Pièges fréquents et exercice pratique

Monter le socket Dockerdocker run -v /var/run/docker.sock:/var/run/docker.sock donne au conteneur le contrôle total du daemon. C’est l’équivalent d’un accès root sur l’hôte. Si tu en as besoin (CI/CD, monitoring), utilise un proxy filtrant comme Tecnativa docker-socket-proxy.

Désactiver seccomp--security-opt seccomp=unconfined supprime tout filtrage syscall.

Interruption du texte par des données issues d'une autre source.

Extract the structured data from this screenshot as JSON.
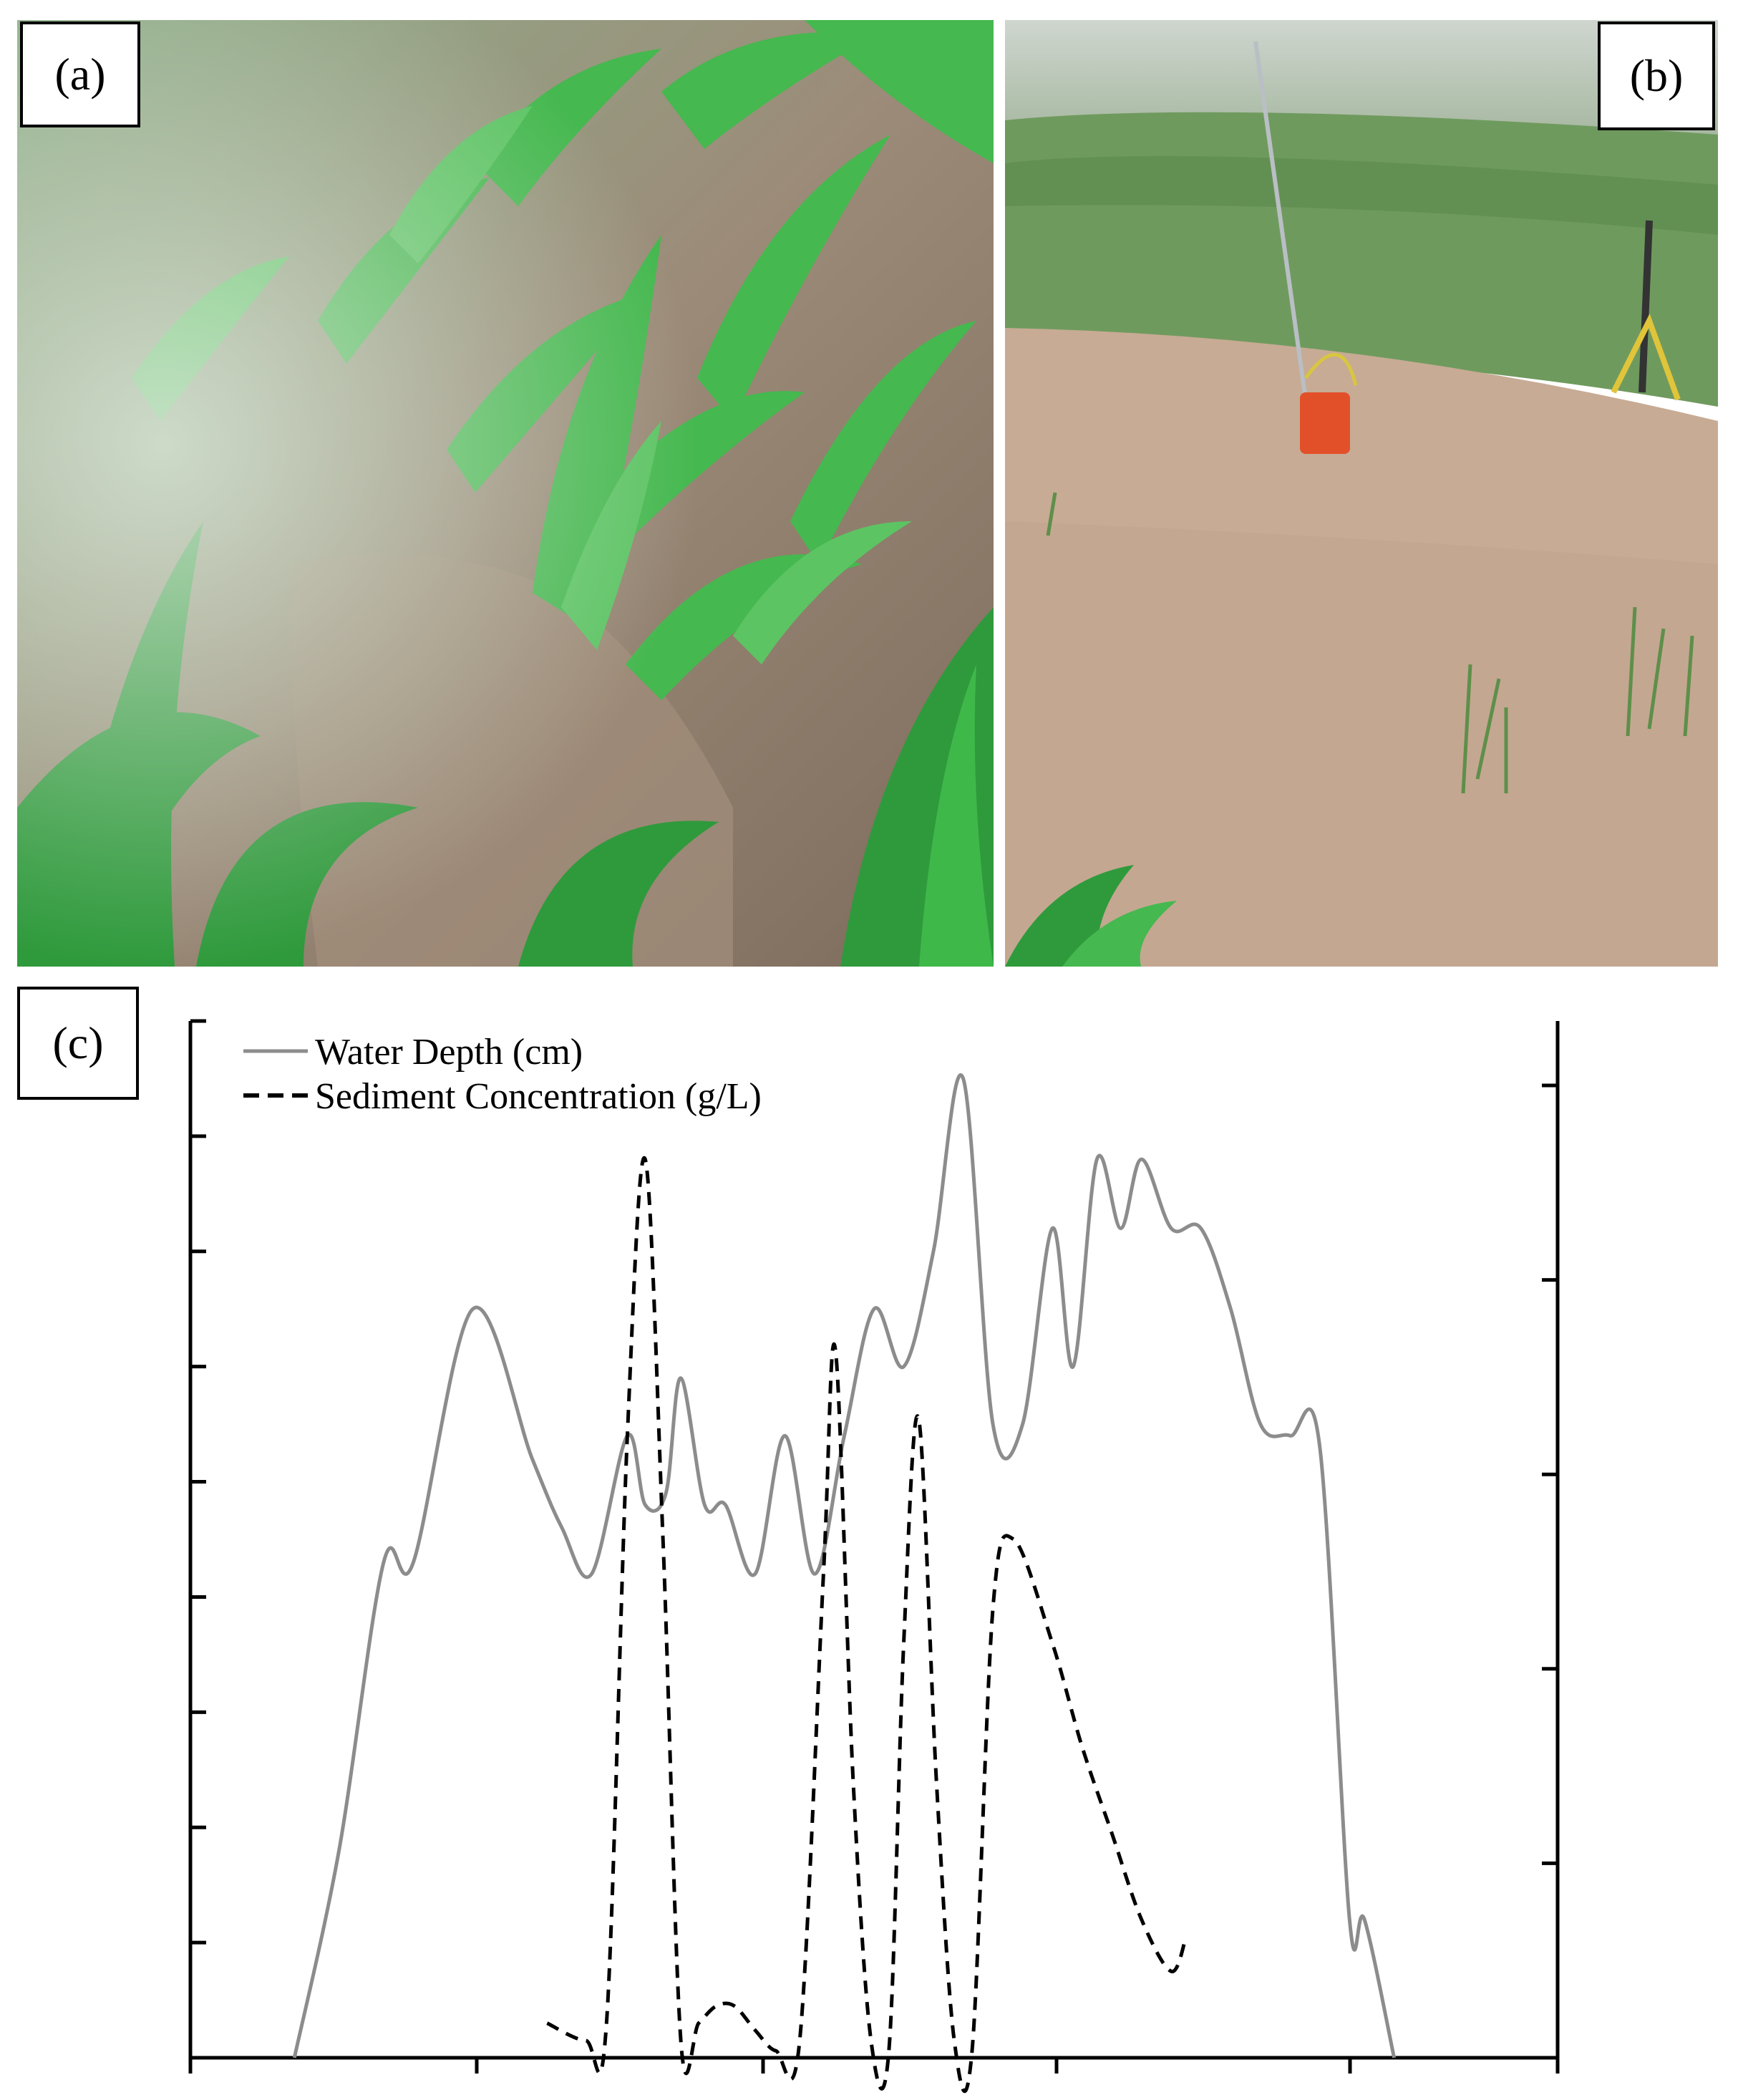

Certains tutos le recommandent pour “résoudre” des erreurs. C’est comme désactiver l’alarme incendie parce qu’elle sonne. Trouve le syscall manquant et ajoute-le au profil.

Oublier --no-new-privileges — Sans ce flag, un binaire avec le bit setuid dans l’image peut escalader les privilèges même si tu utilises USER non-root dans le Dockerfile.

Images latest non scannées — Utilise toujours un tag précis et scanne avec Trivy avant chaque déploiement : trivy image monapp:v1.2.3.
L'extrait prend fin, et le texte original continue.